The spreading of systemd continues, now actively pushed by themselves unto other projects, like tmux:
"With systemd 230 we switched to a default in which user processes started as part of a login session are terminated when the session exists (KillUserProcesses=yes).
[...] Unfortunately this means starting tmux in the usual way is not effective, because it will be killed upon logout."
It seems methods already in use (daemon, nohup) are not good for them, so handling of processes after logout has to change at their request and as how they say. They don't even engange into a discussion about the general issue, but just pop up with the "solution". And what's the "reason" all this started rolling? dbus & GNOME coders can't do a clean logout so it must be handled for them.
Just a "concidence" systemd came to the rescue and every other project like screen or wget will require changes too, or new shims like a nohup will need to be coded just in case you want to use with a non changed program. Users can probably burn all the now obsolete UNIX books. The systemd configuration becomes more like a fake option, as if you don't use it you run into the poorly programmed apps for the time being, and if they ever get fixed, the new policy has been forced into more targets.

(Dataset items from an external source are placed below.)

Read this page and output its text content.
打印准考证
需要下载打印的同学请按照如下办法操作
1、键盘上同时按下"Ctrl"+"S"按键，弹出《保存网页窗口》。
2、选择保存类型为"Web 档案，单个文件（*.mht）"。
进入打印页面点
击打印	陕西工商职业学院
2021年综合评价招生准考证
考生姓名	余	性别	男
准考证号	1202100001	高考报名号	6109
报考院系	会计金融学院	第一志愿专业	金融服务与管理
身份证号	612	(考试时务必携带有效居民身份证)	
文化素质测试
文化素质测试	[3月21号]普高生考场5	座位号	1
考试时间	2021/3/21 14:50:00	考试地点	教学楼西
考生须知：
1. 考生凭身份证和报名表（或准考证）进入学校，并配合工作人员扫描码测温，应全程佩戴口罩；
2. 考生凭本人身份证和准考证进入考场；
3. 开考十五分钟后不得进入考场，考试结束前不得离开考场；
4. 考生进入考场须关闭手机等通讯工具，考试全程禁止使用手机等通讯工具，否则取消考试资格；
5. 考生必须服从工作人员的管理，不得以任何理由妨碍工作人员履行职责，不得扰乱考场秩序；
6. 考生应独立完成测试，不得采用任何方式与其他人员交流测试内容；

Seen at lobsters 1 & 2 where some BSD people look pissed at best. Red Hat, please, just fork and do you own thing, leaving the rest of us in peace. Debian et al, wake up before RH signed RPMs become a hard dependency.
(Score: 2, Informative) by Scruffy Beard 2 on Monday May 30 2016, @09:02AM
I suspect this is a troll, so I will mostly respond with a stock answer:
When Free Software Isn't (Practically) Superior [gnu.org]
That, and for mere peons, Microsoft is resorting to dirty tricks [soylentnews.org] in order to install Windows 10. Between that and telemetry, MIcrosoft is now openly hostile to their (non corporate) user-base. The average user is now replacing the QA department, which does not bode well for stability.
(Score: 0) by Anonymous Coward on Monday May 30 2016, @06:11PM
Well if the Windows 7 marketshare _increases_ vs Windows 10, that might convince Microsoft they're heading in the wrong direction.
You may laugh, but they did backpedal a bit after the Metro UI thing, and they did respond to the Vista complaints.
Any signs of backpedalling for systemd?
It seems every time Microsoft screws up (Vista, Metro etc) the Desktop Linux people sabotage their own stuff to make it even less attractive (pulseaudio, Unity, systemd etc). If you don't think Desktop Linux stuff was getting bad during those times, then explain why there was so much significant forking? e.g Linux Mint/Cinnamon, MATE etc.